Sunday, 11 October 2015

How I started writing

... see, really, that title should read 'why I started writing it down'.

I've told myself stories for as long as I can remember. It was and is a great way to check out of boring situations. However, since voices in the head are never a good diagnosis, I kept the source of my entertainment to myself right through my childhood.

It took until my teens, in an all-girls' boarding school (yes, it was called The Mount ... laugh now, get it all out of your system), before I finally cracked and admitted to someone what my private sanity-saver was. Her response, which made me blink, was: "Why don't you write any of this stuff down?"

I'm pretty sure I gave her a funny look. Old people wrote books. I'd met several self-professed authors, and they were nearly as tedious as the other types of artistes that periodically showed up in my parents' circle. That, or they wrote serious things like Fibreglass Boats that you could use as a very successful self-defense weapon. It really hadn't seriously occurred to me.

I sat on this idea, thought about it, groused about it, threw up roadblocks around it, and generally chewed the cud for a month or so. Being fourteen, I suspect I threw some drama in the mix. I hated loathed was crap at was only moderately good at writing essays. A book was a hell of a lot longer than a 300-word essay.

I respected this friend's opinion. I don't generally respect any many of the opinions I'm offered, so on the rare occasions someone whose opinion I do respect offers me advice, I think about it. This is by no means a guarantee I'll follow it, but it will be taken on board.


This painful and long-drawn-out thought process eventually led to me surreptitiously scribbling odds and ends into a little notebook, about the size of my hand, that I kept on my person or under my pillow. It really was that small. It was that small because a page I could cover with one hand wasn't nearly as intimidating to fill as an A4 (letter size, for my North American readers) sheet.

It took me possibly as much as a year to graduate to actual A4 sheets for my writing. As this was in 1994 / 1995, when I say writing I really do mean writing, with a fountain pen.
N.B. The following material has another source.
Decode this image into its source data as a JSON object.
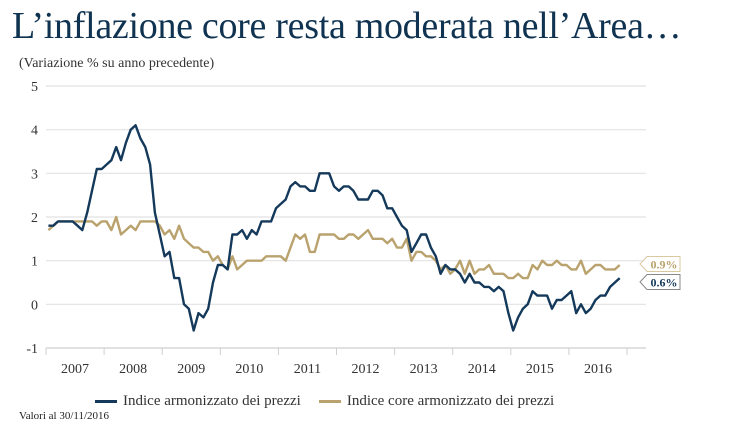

It took several more years before computer access was sufficiently, well, accessible that I started typing my books up from the longhand versions, and several years after that before storage solutions were reliable enough that I didn't keep losing (big) pieces to buggered floppy disks or corrupted files from creaky old school machines. A lot of my editing process in those early days occurred when I was (again) typing up a lost file from the hardcopy and my fingers wandered.

Graduating to A4 was a biggie. It meant, among other things, that I could write in my incredibly slow and almost interminable classes, all of which felt as if they were geared to the hard of thinking, and it would look as if I were taking notes. That was huge. For the first time in my formal education, I wasn't bored out of my tiny mind in my classes. I wrote five novels in five years (and, yes, thank you, passed my exams pretty credibly).

Were these novels any good? Hell no, they were awful. I owe an annoyingly huge debt of gratitude to the small circle of friends who long-sufferingly read them, made suggestions, let me read their stuff in exchange, made some more suggestions, and at no point ran away screaming.

However, having been written, and re-written, and edited, and ignored for a couple of years, and then re-written again after a lot more practice ... those early disasters stories formed the bones of both of the novels I have published today. And so far, the worst reader review I've had has been four stars.